So, Cuban is saying Silicon Valley's advantage is the ability to create exits. What's the most common exit path? If you've got the right investor pedigree, it's to flip your company to Google, Facebook, Yahoo or another Sequoia/Accel/Kleiner/Andreessen company. I think that's one of the biggest reasons its difficult to recreate a Silicon Valley elsewhere. SV is a much more incestuous process than the meritocratic one its often portrayed as in the media. Most Sequoia companies don't really "fail" -- they get acqui-hired as a favor/kickback because its better for Sequoia's portfolio and doesn't really impact the acquiring company. In other parts of the country/world where that's not possible, there is a much greater risk for entrepreneurs to start companies around things like social networking apps. Also, kind of ironic to note that Cuban made most of his money by selling his company to Yahoo at the peak of the first internet bubble. A few years later, his company effectively ceased to exist -- not exactly what I'd call creating long-term value.
I'm amused by it. It's a transfer of wealth from shareholders of those companies to founders and VCs. These are also the companies with dual class shares designed to keep control in the founders' hands. They all say it's to be able to focus on the long-term, but really it has bred empire building and poor stewardship of the shareholder's capital. As a result, their interests are less aligned with shareholders' compared to if all shares had the same voting rights.

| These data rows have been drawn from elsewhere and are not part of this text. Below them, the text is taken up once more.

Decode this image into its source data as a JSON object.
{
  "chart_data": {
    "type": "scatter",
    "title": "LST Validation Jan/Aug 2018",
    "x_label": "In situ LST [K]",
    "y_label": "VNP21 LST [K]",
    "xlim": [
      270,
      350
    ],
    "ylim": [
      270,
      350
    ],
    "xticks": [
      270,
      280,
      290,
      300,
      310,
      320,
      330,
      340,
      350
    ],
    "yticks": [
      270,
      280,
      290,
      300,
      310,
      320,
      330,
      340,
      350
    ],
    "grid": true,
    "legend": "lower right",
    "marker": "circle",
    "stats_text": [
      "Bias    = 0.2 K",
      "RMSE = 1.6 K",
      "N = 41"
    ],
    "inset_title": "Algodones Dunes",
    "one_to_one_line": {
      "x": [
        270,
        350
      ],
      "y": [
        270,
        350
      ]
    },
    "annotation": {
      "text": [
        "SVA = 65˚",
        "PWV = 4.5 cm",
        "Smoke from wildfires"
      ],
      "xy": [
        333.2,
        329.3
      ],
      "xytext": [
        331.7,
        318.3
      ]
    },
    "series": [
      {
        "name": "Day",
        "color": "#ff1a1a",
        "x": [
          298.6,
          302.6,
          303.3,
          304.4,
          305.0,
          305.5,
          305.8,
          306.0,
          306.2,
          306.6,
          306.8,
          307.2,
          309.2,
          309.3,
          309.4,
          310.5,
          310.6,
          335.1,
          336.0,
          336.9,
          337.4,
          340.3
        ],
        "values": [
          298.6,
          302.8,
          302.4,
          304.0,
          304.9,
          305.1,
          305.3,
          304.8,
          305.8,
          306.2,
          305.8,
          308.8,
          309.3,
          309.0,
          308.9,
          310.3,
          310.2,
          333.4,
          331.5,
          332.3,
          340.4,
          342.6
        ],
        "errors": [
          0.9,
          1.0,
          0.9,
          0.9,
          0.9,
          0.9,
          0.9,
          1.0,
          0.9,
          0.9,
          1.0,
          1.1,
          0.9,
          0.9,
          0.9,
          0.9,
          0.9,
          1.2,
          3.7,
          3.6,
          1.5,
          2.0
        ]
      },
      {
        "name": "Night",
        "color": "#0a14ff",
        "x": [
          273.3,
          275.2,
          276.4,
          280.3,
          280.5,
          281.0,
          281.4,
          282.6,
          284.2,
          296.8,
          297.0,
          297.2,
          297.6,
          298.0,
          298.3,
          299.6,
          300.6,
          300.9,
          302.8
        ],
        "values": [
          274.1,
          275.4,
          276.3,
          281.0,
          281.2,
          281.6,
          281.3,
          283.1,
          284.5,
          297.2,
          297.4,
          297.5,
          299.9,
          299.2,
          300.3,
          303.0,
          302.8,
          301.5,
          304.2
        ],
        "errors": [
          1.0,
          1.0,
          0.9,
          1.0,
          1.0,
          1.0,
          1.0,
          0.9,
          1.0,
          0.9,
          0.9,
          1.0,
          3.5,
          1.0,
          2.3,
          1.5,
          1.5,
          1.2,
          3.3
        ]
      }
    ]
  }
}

An exception to this is Apple. They have one class of shares and management have been conservative stewards for the life of the company. They never make large acquisitions, which limits the opportunity for destruction of shareholder value, and all acquisitions are made with the purpose of enhancing a product or some other core of the business. It's in the company's culture to have organic growth. They either have it or they flounder.